The following are explicitly out of scope:

  • Automatic message detection
  • Claims of hidden communication
  • Probabilistic intent inference
  • Semantic or narrative interpretation
  • Ranking or scoring of decoding results
  • “This probably means…” logic

If in doubt: don’t guess — refuse or document uncertainty.


4. Architectural discipline

All contributions must respect the documented SAP² architecture:

  • One module, one responsibility
  • Clear separation between I/O, grammar, applicability, decoding, and rendering
  • No coupling with SAT runtime logic
  • Deterministic behavior given fixed inputs and parameters

Code that breaks architectural boundaries will be rejected, even if it “works”.

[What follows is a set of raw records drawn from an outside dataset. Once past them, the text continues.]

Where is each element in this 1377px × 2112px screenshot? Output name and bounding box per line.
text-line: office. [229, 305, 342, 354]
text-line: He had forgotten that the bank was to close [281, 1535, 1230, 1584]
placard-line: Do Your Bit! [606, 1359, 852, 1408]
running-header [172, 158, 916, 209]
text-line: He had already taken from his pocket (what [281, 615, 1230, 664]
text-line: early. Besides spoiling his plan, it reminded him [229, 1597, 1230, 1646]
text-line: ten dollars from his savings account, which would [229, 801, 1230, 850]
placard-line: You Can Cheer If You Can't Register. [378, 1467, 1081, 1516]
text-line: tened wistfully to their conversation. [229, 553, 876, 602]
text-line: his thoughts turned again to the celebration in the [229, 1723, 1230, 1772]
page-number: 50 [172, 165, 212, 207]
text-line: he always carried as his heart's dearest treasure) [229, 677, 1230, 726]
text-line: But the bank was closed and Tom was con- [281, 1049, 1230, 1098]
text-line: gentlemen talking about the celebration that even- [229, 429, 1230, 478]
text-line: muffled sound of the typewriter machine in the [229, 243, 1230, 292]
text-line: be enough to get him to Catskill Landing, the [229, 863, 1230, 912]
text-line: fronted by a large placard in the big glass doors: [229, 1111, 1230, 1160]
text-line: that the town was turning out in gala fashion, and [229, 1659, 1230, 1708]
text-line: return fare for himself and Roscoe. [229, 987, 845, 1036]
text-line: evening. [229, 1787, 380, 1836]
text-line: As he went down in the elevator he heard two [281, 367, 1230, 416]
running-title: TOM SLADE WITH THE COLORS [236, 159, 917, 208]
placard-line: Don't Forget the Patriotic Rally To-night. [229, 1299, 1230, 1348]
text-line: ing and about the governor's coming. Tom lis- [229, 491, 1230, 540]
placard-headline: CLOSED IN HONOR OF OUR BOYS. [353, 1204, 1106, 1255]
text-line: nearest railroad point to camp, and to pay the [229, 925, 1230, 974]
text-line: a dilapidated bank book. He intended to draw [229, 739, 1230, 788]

5. Code quality requirements

SAP² prioritizes clarity and traceability over cleverness.

Mandatory rules

  • Readability over conciseness
  • Explicit variable and function names
  • No magic numbers
  • Defensive input validation
  • Clear error messages explaining why processing stops

Comments

  • Non-trivial logic must be commented
  • Comments explain why, not just what
  • Methodological choices must be justified

Style

  • Follow consistent style (e.g. PEP 8 for Python)
  • One file, one responsibility
  • Favor composition over inheritance

6. Tests and reproducibility

Contributions should include tests when applicable.

Tests should focus on:

  • Input validation
  • Presence / absence / ambiguity of inputs
  • Applicability refusal behavior
  • Deterministic outputs
  • Regression protection

Silent failures are not acceptable.


7. Pull request guidelines

When opening a pull request:

  • Clearly state what problem is addressed
  • Explain why the change respects SAP² methodology
  • Document assumptions and limitations
  • Reference relevant documentation files if applicable

PRs that blur measurement, reasoning, and interpretation will be rejected.


8. Issue reporting

When opening an issue:

  • Be explicit about observed behavior
  • Provide minimal reproducible inputs if possible
  • Distinguish bugs from methodological limitations

Remember: “no result” is often the correct result.


9. Final note

SAP² is designed to fail clearly and honestly.

Contributions are valued not for producing results, but for strengthening methodological rigor.

If your change makes SAP² more cautious, more explicit, or better at refusing unsupported conclusions, you are probably going in the right direction.

Thank you for contributing responsibly.